Teruni Wikramanayake, artiste peintre et exploratrice d’imaginaires

Article : Teruni Wikramanayake, artiste peintre et exploratrice d’imaginaires
Crédit:
1 décembre 2014

Teruni Wikramanayake, artiste peintre et exploratrice d’imaginaires

Soirée pluvieuse à Colombo. Un vendredi en octobre. Grisaille dans les rues. Presqu’au coin du boulevard Guilford Crescent, le Lionel Wendt Art Gallery a ouvert ses portes. A l’intérieur de cette galerie d’art renommée de Colombo, se dégage un déchainement de lumière, de vie et de mouvement, qui contraste avec la monotonie ambiante. C’est « Wild and Wonderful », une exposition de tableaux aux couleurs vibrantes et au rythme audacieux. Pour le vernissage de sa seconde exposition, Teruni Wikramanayake, artiste peintre abstrait, nous dévoile en avant-première son monde de couleurs et de totale liberté.

Il y a quelques années, après avoir travaillé l’art réaliste depuis son enfance, Teruni choisissait délibérément la voie de l’art abstrait, qu’elle jugeait plus ardue et plus stimulante aussi. Comme point de départ, rien ou plutôt, soi, ses propres sentiments, ses propres émotions. Mais de la réalité que voit l’oeil, rien. Partir de soi pour créer son oeuvre d’art. Un défi que Teruni relève avec talent : le résultat est vibrant et rayonnant et invite chacun à s’arrêter devant ces peintures, pour faire voyager son imaginaire et y découvrir sa réalité. Quelques semaines après le succès de son exposition, nous revenons avec Teruni sur ses choix artistiques et sur les coulisses de la création d’oeuvres.

« Trek’Ceylan : Vous considérez-vous comme une autodidacte?

Teruni Wickramanayake : Non. J’ai été guidée par trois différents professeurs.  Mme Latifa Ismail, Melle Dora Tomulic, et actuellement par Pr. Sarath Chandrajeewa, doyen de la Faculté des Arts Visuels de l’Université des Beaux-Arts à Colombo. On me dit parfois que, en tant qu’artiste, je ne devrais pas avoir besoin de suivre des cours. Mais, j’aime ces rencontres de styles différents, ces échanges avec les autres étudiants, qui me stimulent. J’apprécie les critiques de mon professeur. Même si il me « corrige » moins maintenant, il me donne toujours son avis, qui reste extrêmement précieux pour m’aider à évoluer, à développer mon propre jugement et à gagner en confiance. Au niveau de l’expression artistique, je suis complètement libre cependant. Durant les cours, nous n’avons pas de technique imposée. Je peins selon mon désir et mon professeur intervient pour améliorer la production.
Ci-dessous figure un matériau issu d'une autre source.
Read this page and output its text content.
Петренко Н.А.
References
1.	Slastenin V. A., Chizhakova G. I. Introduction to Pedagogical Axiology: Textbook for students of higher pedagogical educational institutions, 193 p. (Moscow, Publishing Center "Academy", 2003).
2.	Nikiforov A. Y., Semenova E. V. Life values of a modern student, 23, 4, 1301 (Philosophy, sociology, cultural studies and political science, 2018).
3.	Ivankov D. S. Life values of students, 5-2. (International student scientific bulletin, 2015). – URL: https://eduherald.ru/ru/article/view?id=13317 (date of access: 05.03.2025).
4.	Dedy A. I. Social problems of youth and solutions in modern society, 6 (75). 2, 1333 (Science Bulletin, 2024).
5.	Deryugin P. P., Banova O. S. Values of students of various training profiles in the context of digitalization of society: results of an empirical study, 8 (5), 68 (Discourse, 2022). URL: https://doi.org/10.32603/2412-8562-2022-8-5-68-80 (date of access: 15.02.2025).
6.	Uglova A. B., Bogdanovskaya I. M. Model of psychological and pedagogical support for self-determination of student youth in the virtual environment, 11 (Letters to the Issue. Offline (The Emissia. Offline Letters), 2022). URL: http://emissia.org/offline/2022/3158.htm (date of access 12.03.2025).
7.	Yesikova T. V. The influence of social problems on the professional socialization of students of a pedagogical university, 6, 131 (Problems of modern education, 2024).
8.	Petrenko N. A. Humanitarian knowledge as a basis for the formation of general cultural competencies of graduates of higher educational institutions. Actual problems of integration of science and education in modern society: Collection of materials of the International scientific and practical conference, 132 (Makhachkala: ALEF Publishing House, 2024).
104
Quand avez-vous commencé à vous consacrer à la peinture pour en faire une activité majeure dans votre vie?

T.W. : Je peins depuis mon plus jeune âge, mais je m’y suis attelée plus intensément après avoir vendu certaines de mes oeuvres en 2012 lors d’une co-exposition intitulée « Dream Catchers ». Je suivais alors des cours avec une autre élève qui vivait son art de façon très intensive. Elle y travaillait dur et fournissait beaucoup d’efforts pour avancer dans sa voie. C’est elle qui m’a incitée à exposer et nous avons organisé ensemble notre première exposition. Sa ténacité m’a beaucoup inspirée. Par ailleurs, le fait de rencontrer le public, de m’exposer à la critique, de voir mon oeuvre soudain valorisée par d’autres personnes m’a investi d’une certaine « responsabilité ». Je ne voulais pas décevoir. Cette année-là (2012) a été de ce point de vue une année charnière et dès lors, j’ai cessé de peindre en dilettante et je me suis mise à étudier et à travailler la peinture abstraite de façon beaucoup plus poussée.

Misty Morning - Peinture abstraite de Teruni Wickramanayake
Misty Morning, 2013 (120×60 cm) – Teruni Wikramanayake
Comment est-ce que vous définiriez votre style?

T.W. : Je suis une peintre abstrait et une coloriste. Mon professeur dit de moi que je suis une « colorista » et j’aime ce mot. Généralement, quand je commence une toile, je n’ai pas de projet ou d’idée préconçue. Je joue avec les couleurs très librement et crée mon oeuvre spontanément. Chaque pièce est unique et ne peut pas être dupliquée!

Vous identifiez-vous à un mouvement d’art?

T.W. : Non!

Pour quelles raisons peignez-vous?  Avez-vous un message à transmettre à travers votre oeuvre? Avez-vous certaines humeurs qui vous incitent à peindre?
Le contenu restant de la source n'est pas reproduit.